最期の引きがとてもいいですね、いかにも次回が期待できるという感じで
楽しみです。

>パルさま
ううう、私は「すず歌」が未プレイでして感想を書くことができません、ご了承ください。でも二人の幸せな雰囲気はすごく伝わってきました。

>雀バル雀さま
身を切られるようなシリアスと、ギャグ。ベクトルがまったく正反対の作品を同時期に書けるなんて……。

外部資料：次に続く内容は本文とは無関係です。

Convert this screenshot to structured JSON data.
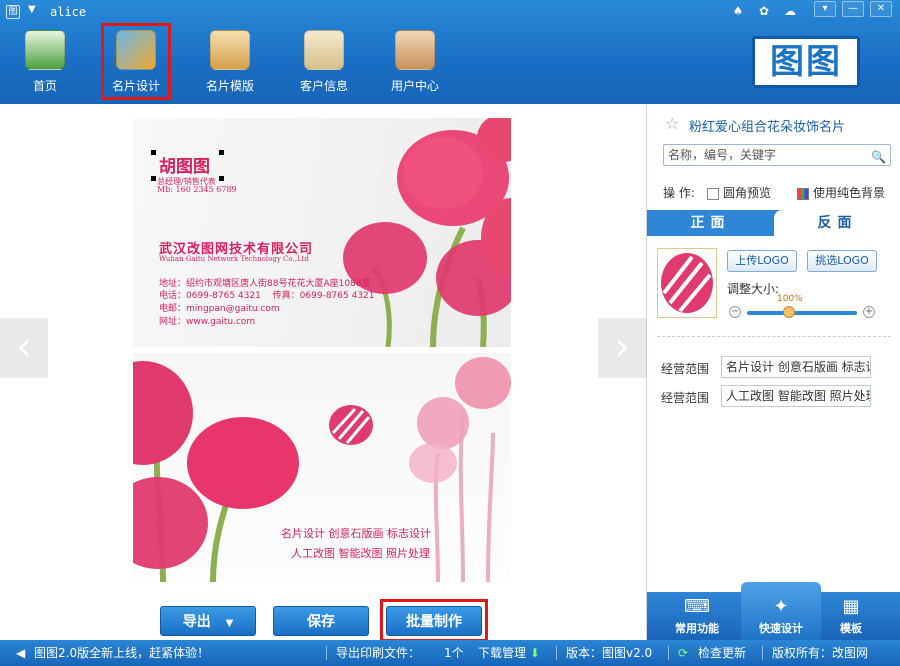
{
  "app": {
    "user": "alice",
    "icons": [
      "app-logo-icon",
      "menu-arrow-icon",
      "bell-icon",
      "gear-icon",
      "chat-icon",
      "dropdown-icon",
      "minimize-icon",
      "close-icon"
    ]
  },
  "nav": [
    {
      "label": "首页",
      "icon": "home-icon",
      "color": "#4c9f3f"
    },
    {
      "label": "名片设计",
      "icon": "design-icon",
      "color": "#f0a830",
      "active": true
    },
    {
      "label": "名片模版",
      "icon": "template-icon",
      "color": "#d5a04a"
    },
    {
      "label": "客户信息",
      "icon": "customer-icon",
      "color": "#d7c08a"
    },
    {
      "label": "用户中心",
      "icon": "user-center-icon",
      "color": "#c89058"
    }
  ],
  "brand": {
    "logo_text": "图图"
  },
  "card_front": {
    "name": "胡图图",
    "title": "总经理/销售代表",
    "mobile": "Mb: 160 2345 6789",
    "company": "武汉改图网技术有限公司",
    "company_en": "Wuhan Gaitu Network Technology Co.,Ltd",
    "address": "地址：绍约市观塘区唐人街88号花花大厦A座1088室",
    "phone": "电话：0699-8765 4321　 传真：0699-8765 4321",
    "email": "电邮：mingpan@gaitu.com",
    "website": "网址：www.gaitu.com"
  },
  "card_back": {
    "line1": "名片设计  创意石版画  标志设计",
    "line2": "人工改图  智能改图  照片处理"
  },
  "actions": {
    "export": "导出",
    "save": "保存",
    "batch": "批量制作"
  },
  "panel": {
    "card_title": "粉红爱心组合花朵妆饰名片",
    "search_placeholder": "名称，编号，关键字",
    "op_label": "操 作:",
    "rounded_preview": "圆角预览",
    "solid_bg": "使用纯色背景",
    "tab_front": "正面",
    "tab_back": "反面",
    "upload_logo": "上传LOGO",
    "pick_logo": "挑选LOGO",
    "size_label": "调整大小:",
    "size_pct": "100%",
    "biz_label_1": "经营范围",
    "biz_value_1": "名片设计  创意石版画  标志设计",
    "biz_label_2": "经营范围",
    "biz_value_2": "人工改图  智能改图  照片处理",
    "bottom": [
      "常用功能",
      "快速设计",
      "模板"
    ]
  },
  "status": {
    "news": "图图2.0版全新上线，赶紧体验！",
    "export_files_label": "导出印刷文件：",
    "export_files_count": "1个",
    "download": "下载管理",
    "version": "版本：图图v2.0",
    "update": "检查更新",
    "copyright": "版权所有：改图网"
  },
  "colors": {
    "accent": "#1a6fc4",
    "highlight": "#e01818",
    "pink": "#d8205f"
  }
}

切り替えのできない私にはとてもできない芸当です。
しかし浩平が滋賀県に住んでいたとは……あれ、浩平とは一言も書いてなかったんだっけ。
残念ながら鮒寿司を食べたことがないので、おちを想像することができませんでしたが、澪ちゃんがすごくいきいきしてていいですね。
「Cry〜」は場面描写がすごくリアルですね。澱みきったC棟の様子が心の中にに切れこんでスリーポイントシュートを放っています(意味不明)。
まだ話としてはさわりの様ですが今度どのように展開するのかすごく楽しみです。

>ひささま
まずは感想どうもありがとうございました。質問についてですがとくに誰が好きというわけではないようです。だからこそ平気でなつきを出せるんですね。
ただ、七瀬は書きやすいです、そして使いやすい。使いべりしないし、象が踏んでも壊れない。便利です。
「情景不変」ですか。「場」ではなく「情」をもってきたところに唸ってしまいました。みさき先輩にとってはそうなんですよね。変わらない心の中の風景はずっと色あせずに残るのでしょう。

>変身動物ポン太さま
むむむ、私と同じバレンタインネタですね。これはこちらも下手なものは出せないなあ(緊張)。ああ、身のほど知らずなことをしてしまったかもしれません。
七瀬がチョコを渡す相手って誰なんでしょう。
ま、まさか。髭!? そんなわけないか。

>Matsurugiさま
幼いころの思い出ですか、ん〜、あのころはどんなことでも冒険だったのですよね。今はすっかり忘れてしまったあの気持ちが久しぶりに味わえました。

>WTTSさま
あう〜、元歌も「すず歌」も分からない〜。ノリは伝わってきましたのでそれでご勘弁を。
感想どうもありがとうございました。七瀬がみさき先輩にため口を聞いているのはそのシーンが無いので勝手に想像して書いたためです、勉強不足ですね。
なつきはこれからもたぶん可哀想です、ふっふっふ。